Two Calif. Republicans to face off in Democrat-majority House district
In California’s 31st Congressional District, the state’s new open primary system did not serve Democrats well Tuesday.
Two Republican candidates will square off in November for the district’s U.S. House seat, even though it has more registered Democrats than Republicans, Ballot Access News reported.
California voters approved a new “top two” primary system in June 2011 in an attempt to encourage less partisanship in statewide elections. The system produces a runoff election between the top two candidates in the primary — regardless of party — instead of letting each party hold a primary to select a candidate for the general election.
The four Democratic candidates in the 31st District split Democrats’ votes on Tuesday, giving the two Republican candidates the top two spots.
Republican candidates Gary Miller and Bob Dutton took first and second place, respectively, with 26.9 percent and 25.1 percent of the vote. Democratic candidate Pete Aguilar trailed closely behind with 22.5 percent. Had fewer Democratic candidates run, Augilar would have likely closed that gap. Now, the Republican Party is guaranteed a House seat after the November election.
Republicans are clearly relishing the irony, since the House Minority Leader hails from California.
“It’s a real disaster for them, if you believed Nancy Pelosi back when she said that the road to the majority for the Democrats goes through California,” Republican Congressional Campaign Committee spokesman Daniel Scarpinato told The Daily Caller.
“Democrats drove off the cliff on Tuesday night.”

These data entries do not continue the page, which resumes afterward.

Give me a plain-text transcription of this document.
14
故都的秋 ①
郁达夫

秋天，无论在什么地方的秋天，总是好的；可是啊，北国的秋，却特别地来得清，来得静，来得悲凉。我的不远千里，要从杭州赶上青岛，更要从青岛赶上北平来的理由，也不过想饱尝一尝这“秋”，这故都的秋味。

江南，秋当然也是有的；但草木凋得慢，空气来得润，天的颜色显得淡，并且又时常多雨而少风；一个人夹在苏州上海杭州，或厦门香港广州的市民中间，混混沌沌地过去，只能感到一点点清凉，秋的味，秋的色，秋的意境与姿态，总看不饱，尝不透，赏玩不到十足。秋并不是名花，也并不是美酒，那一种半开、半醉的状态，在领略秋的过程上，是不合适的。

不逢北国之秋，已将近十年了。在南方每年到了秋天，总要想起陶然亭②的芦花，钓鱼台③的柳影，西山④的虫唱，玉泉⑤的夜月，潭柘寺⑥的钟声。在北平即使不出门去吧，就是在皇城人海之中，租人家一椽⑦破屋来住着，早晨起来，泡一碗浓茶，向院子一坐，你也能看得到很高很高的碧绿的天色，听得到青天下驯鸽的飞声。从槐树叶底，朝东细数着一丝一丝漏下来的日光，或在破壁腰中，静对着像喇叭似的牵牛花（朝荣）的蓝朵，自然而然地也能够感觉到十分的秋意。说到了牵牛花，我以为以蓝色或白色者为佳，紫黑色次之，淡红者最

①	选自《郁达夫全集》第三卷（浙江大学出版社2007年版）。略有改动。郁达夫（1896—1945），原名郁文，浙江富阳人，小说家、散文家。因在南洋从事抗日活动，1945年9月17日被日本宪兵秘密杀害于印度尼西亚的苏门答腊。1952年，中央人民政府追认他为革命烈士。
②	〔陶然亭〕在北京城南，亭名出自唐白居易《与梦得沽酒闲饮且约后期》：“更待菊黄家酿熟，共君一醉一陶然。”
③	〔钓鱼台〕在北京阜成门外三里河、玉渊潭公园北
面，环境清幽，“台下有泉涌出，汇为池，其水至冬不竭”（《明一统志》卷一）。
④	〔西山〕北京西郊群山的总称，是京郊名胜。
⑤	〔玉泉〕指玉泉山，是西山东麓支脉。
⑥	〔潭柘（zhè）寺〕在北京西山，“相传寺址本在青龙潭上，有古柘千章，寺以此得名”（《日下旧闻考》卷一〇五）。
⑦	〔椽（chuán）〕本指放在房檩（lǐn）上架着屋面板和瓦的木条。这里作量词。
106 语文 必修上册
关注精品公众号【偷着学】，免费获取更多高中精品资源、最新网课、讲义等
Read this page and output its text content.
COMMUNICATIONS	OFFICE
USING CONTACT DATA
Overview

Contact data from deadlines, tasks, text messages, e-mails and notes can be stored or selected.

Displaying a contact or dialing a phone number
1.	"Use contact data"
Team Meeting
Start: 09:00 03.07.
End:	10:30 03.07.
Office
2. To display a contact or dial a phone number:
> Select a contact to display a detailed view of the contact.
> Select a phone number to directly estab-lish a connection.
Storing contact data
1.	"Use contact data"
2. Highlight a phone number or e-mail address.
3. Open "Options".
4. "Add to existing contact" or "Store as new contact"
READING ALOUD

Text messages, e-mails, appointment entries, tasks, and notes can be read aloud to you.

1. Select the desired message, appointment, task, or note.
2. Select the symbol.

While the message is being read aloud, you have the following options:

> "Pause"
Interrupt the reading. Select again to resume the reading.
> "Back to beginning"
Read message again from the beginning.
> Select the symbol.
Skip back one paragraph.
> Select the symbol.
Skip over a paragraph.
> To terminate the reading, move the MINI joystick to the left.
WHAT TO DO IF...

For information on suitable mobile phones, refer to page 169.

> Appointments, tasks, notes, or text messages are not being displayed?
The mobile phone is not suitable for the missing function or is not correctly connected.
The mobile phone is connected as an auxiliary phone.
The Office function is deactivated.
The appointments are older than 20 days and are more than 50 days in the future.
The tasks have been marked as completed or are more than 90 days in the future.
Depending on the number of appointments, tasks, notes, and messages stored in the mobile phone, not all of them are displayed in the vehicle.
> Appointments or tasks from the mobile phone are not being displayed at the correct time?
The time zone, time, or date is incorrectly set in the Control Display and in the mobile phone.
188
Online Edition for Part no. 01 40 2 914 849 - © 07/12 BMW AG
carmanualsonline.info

Since California courts upheld Proposition 14’s ban on write-in candidates, registered Democrats will not be able to vote for write-in candidates in an attempt to take the House seat back from Republicans.
The Los Angeles Times reported that this unusual sort of primary piggybacking also occurred in eight other congressional districts nationwide.
“[District 31] was the most dramatic example of problems for them but, generally, they had a lot of issues in California on Tuesday,” Scarpinato told TheDC. “And when you’re looking at their recruits in California and other states, they’re falling short.”
He added that close races elsewhere in the state, like the Democrats’ expensive defense of Julia Brownley in the 26th District, drew time and financial resources away from the 31st District.
“So many candidates were so weak that they needed to be pulled across the finish line,” he told TheDC.